Microsoft gab bekannt, dass die Vereinbarung mit Herausgebern, die Produkte im Azure Marketplace veröffentlichen, die Weitergabe von Informationen über die Benutzer, die ihr Produkt in der Cloud gestartet haben, beinhaltet. Die Vereinbarung erlaubt die Verwendung der erhaltenen Informationen zur Bereitstellung technischer Unterstützung, verbietet jedoch die Nutzung detaillierter Kontaktdaten für Marketingzwecke. Bei der Verbindung mit Azure stimmt der Benutzer den Nutzungsbedingungen des Dienstes zu.

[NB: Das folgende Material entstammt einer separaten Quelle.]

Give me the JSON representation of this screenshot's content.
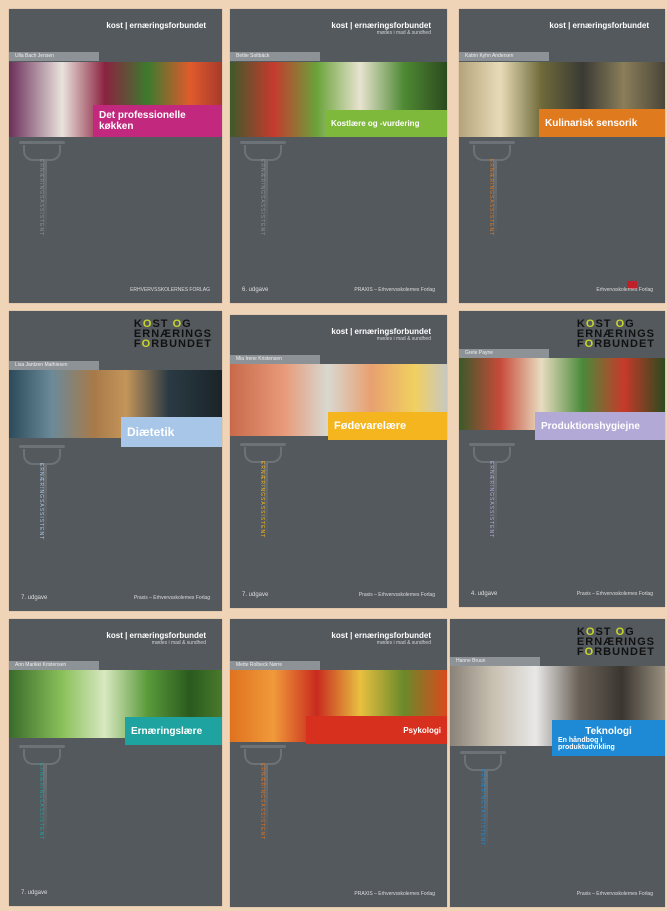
{
  "books": [
    {
      "logo": "kost | ernæringsforbundet",
      "logo_sub": "",
      "author": "Ulla Bach Jensen",
      "title": "Det professionelle køkken",
      "spine_text": "ERNÆRINGSASSISTENT",
      "edition": "",
      "publisher": "ERHVERVSSKOLERNES FORLAG",
      "accent": "#c2287e"
    },
    {
      "logo": "kost | ernæringsforbundet",
      "logo_sub": "mødes i mad & sundhed",
      "author": "Bettie Soltbäck",
      "title": "Kostlære og -vurdering",
      "spine_text": "ERNÆRINGSASSISTENT",
      "edition": "6. udgave",
      "publisher": "PRAXIS – Erhvervsskolernes Forlag",
      "accent": "#7fb93c"
    },
    {
      "logo": "kost | ernæringsforbundet",
      "logo_sub": "",
      "author": "Katrin Kyhn Andersen",
      "title": "Kulinarisk sensorik",
      "spine_text": "ERNÆRINGSASSISTENT",
      "edition": "",
      "publisher": "Erhvervsskolernes Forlag",
      "accent": "#e07a1f"
    },
    {
      "logo": "KOST OG ERNÆRINGS FORBUNDET",
      "logo_sub": "",
      "author": "Lisa Jantzen Mathiesen",
      "title": "Diætetik",
      "spine_text": "ERNÆRINGSASSISTENT",
      "edition": "7. udgave",
      "publisher": "Praxis – Erhvervsskolernes Forlag",
      "accent": "#a8c6e8"
    },
    {
      "logo": "kost | ernæringsforbundet",
      "logo_sub": "mødes i mad & sundhed",
      "author": "Mia Irene Kristensen",
      "title": "Fødevarelære",
      "spine_text": "ERNÆRINGSASSISTENT",
      "edition": "7. udgave",
      "publisher": "Praxis – Erhvervsskolernes Forlag",
      "accent": "#f4b51e"
    },
    {
      "logo": "KOST OG ERNÆRINGS FORBUNDET",
      "logo_sub": "",
      "author": "Grete Payne",
      "title": "Produktionshygiejne",
      "spine_text": "ERNÆRINGSASSISTENT",
      "edition": "4. udgave",
      "publisher": "Praxis – Erhvervsskolernes Forlag",
      "accent": "#b3a9d6"
    },
    {
      "logo": "kost | ernæringsforbundet",
      "logo_sub": "mødes i mad & sundhed",
      "author": "Ann Marikki Kristensen",
      "title": "Ernæringslære",
      "spine_text": "ERNÆRINGSASSISTENT",
      "edition": "7. udgave",
      "publisher": "",
      "accent": "#1fa3a0"
    },
    {
      "logo": "kost | ernæringsforbundet",
      "logo_sub": "mødes i mad & sundhed",
      "author": "Mette Rolbeck Nørre",
      "title": "Psykologi",
      "spine_text": "ERNÆRINGSASSISTENT",
      "edition": "",
      "publisher": "PRAXIS – Erhvervsskolernes Forlag",
      "accent": "#d7301e"
    },
    {
      "logo": "KOST OG ERNÆRINGS FORBUNDET",
      "logo_sub": "",
      "author": "Hanne Bruun",
      "title": "Teknologi",
      "subtitle": "En håndbog i produktudvikling",
      "spine_text": "ERNÆRINGSASSISTENT",
      "edition": "",
      "publisher": "Praxis – Erhvervsskolernes Forlag",
      "accent": "#1e8ad6"
    }
  ],
  "colors": {
    "background": "#f0d4b8",
    "cover": "#54595d"
  }
}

Canonical hat bestätigt, dass sie die Kontaktdaten eines Benutzers, der Ubuntu in Azure gestartet hat, von Microsoft im Rahmen einer Vereinbarung mit den Herausgebern erhalten hat. Die angegebenen personenbezogenen Daten wurden in das CRM des Unternehmens eingetragen. Einer der neuen Vertriebsmitarbeiter hatte die Informationen genutzt, um in LinkedIn mit dem Benutzer in Kontakt zu treten, wobei er sein Angebot falsch formulierte. Um ähnliche Vorfälle zu vermeiden, beabsichtigt Canonical, die Verkaufsorganisation und die Schulungsmethoden für das Verkaufspersonal zu überarbeiten.